Error reported at the crash is:
[ 2][ ERROR]: Error recording event to prevent concurrent launches on the same OptixPipeline (CUDA error string: unspecified launch failure, CUDA error code: 719)
Error recording resource event on user stream (CUDA error string: unspecified launch failure, CUDA error code: 719)
If I launch the program with NSIGHT VSE, the program stops during the RG kernel.
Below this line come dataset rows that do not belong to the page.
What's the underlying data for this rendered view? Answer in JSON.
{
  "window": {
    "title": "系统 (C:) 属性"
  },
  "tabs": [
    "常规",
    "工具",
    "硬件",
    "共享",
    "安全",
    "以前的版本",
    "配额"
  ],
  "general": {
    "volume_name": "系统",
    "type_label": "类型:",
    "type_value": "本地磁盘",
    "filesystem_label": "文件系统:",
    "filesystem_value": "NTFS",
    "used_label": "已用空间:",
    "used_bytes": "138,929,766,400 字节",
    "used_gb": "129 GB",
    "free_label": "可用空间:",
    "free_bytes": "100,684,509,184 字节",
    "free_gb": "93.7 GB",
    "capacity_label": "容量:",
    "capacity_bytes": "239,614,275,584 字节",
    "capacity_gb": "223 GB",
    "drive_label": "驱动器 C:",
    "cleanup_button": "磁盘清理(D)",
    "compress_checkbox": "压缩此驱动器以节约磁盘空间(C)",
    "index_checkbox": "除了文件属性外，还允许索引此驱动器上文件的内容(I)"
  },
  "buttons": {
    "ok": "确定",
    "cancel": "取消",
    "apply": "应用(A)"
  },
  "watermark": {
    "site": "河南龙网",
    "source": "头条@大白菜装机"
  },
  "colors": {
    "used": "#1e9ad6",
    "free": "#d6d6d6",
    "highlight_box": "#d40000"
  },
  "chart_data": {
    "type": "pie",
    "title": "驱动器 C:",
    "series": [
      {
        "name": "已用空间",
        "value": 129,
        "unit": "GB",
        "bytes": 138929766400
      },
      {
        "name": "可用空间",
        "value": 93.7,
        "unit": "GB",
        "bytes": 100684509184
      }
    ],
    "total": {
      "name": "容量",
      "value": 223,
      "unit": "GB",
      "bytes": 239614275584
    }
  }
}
At that time I can see “PhysicalStackOverflow” exception in the Lanes window.
Thanks,
Windows 11 Pro 22H2, 22621.2215
Visual Studio Community 2022, 17.7.2
OptiX 8.0.0
CUDA 12.2 Update 2
Ryzen 9 7950X
RTX 4080
Driver: 537.13
I couldn’t build the project myself, yet, because I don’t have CUDA 12.2 installed.
EDIT: I reproduced it now after installing CUDA 12.2 Update 2 which allowed to build the solution.
An analysis of the error revealed that this is due to an incorrect calculation of the direct stack space inside OptiX which should be fixed inside future R545 drivers.
As workaround you could either change the implementation of these two functions inside your code which were responsible for this case:
Good to hear that the cause has been identified and will be fixed.
Personally I always use __forceinline__ __device__ on all my OptiX device functions which are not programs or callables.
I was thinking forceinline behavior is kind of the same as C++ inline.
So defining directly in the class declaration in the header file implicitly requires the function to be inline. But is this different?
inline is just a hint for compilers. The compiler is free to not inline the code, for example, depending on the number of arguments or the size of the function body, which I have seen both happening in CUDA nvcc in the past. __forceinline__ is not a hint though.